Mais c'est justement le cas polonais qui pose problème, les grands groupes d’armement français (Thalès, Airbus, MDDA) étant actuellement en lice pour de gigantesques contrats là-bas. Challenges a détaillé les ambitions françaises dans ce pays dont le Premier ministre Donald Tusk s'apprête à devenir président de l'Union européenne, et qui affiche une position très ferme sur le dossier ukrainien: hélicoptères lourds, sous-marins, défenses anti-missiles... «La question du Mistral pollue les négociations», a expliqué un industriel à l'hebdomadaire économique.

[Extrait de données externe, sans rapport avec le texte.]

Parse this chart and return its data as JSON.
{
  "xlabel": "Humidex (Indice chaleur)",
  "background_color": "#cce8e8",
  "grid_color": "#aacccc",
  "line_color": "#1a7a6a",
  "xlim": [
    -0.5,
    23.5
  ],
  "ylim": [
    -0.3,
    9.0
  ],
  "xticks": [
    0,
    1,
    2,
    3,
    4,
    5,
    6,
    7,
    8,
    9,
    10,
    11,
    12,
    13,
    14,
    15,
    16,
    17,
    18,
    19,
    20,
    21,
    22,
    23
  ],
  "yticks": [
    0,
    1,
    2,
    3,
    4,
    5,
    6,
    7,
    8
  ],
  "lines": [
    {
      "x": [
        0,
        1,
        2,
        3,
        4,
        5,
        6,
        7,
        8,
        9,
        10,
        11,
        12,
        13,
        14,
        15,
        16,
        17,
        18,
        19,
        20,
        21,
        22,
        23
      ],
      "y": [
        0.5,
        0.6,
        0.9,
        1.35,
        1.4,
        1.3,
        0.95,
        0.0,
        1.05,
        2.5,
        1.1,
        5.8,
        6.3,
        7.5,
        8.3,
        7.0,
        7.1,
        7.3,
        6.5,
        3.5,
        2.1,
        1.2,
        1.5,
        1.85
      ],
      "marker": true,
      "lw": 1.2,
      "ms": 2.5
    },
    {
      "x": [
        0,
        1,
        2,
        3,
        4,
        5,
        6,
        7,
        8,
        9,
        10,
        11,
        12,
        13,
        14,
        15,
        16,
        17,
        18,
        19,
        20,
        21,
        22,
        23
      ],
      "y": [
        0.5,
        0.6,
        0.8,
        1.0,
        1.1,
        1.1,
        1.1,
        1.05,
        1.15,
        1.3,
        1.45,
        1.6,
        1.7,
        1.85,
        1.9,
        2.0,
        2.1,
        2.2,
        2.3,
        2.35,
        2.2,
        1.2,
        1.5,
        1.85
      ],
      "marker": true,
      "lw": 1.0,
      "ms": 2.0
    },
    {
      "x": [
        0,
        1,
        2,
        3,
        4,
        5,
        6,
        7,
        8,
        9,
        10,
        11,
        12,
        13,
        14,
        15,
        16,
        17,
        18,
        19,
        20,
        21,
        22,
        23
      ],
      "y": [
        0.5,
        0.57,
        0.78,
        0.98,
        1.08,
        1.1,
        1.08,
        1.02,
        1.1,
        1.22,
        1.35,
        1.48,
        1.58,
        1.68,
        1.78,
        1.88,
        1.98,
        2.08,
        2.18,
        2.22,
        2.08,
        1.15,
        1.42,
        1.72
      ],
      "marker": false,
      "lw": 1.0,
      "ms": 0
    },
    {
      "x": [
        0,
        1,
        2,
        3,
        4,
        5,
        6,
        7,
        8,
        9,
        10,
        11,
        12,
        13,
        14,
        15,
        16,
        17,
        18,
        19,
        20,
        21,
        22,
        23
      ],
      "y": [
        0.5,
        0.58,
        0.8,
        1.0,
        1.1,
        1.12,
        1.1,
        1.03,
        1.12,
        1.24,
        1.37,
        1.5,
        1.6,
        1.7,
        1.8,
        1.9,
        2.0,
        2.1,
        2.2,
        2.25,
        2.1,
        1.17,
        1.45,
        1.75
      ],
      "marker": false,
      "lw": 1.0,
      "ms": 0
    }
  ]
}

Dans Les Échos, le conseiller de la Fondation pour la recherche stratégique François Heisbourg explique que si la France livre les Mistral, «on détruit une relation de confiance avec des pays d’Europe orientale comme la Pologne», et avance une solution de repli:

«En mutualisant une décision de non-livraison, on peut aussi imaginer que les membres de l’Union européenne ou de l’Otan déclarent un rachat symbolique des Mistral.»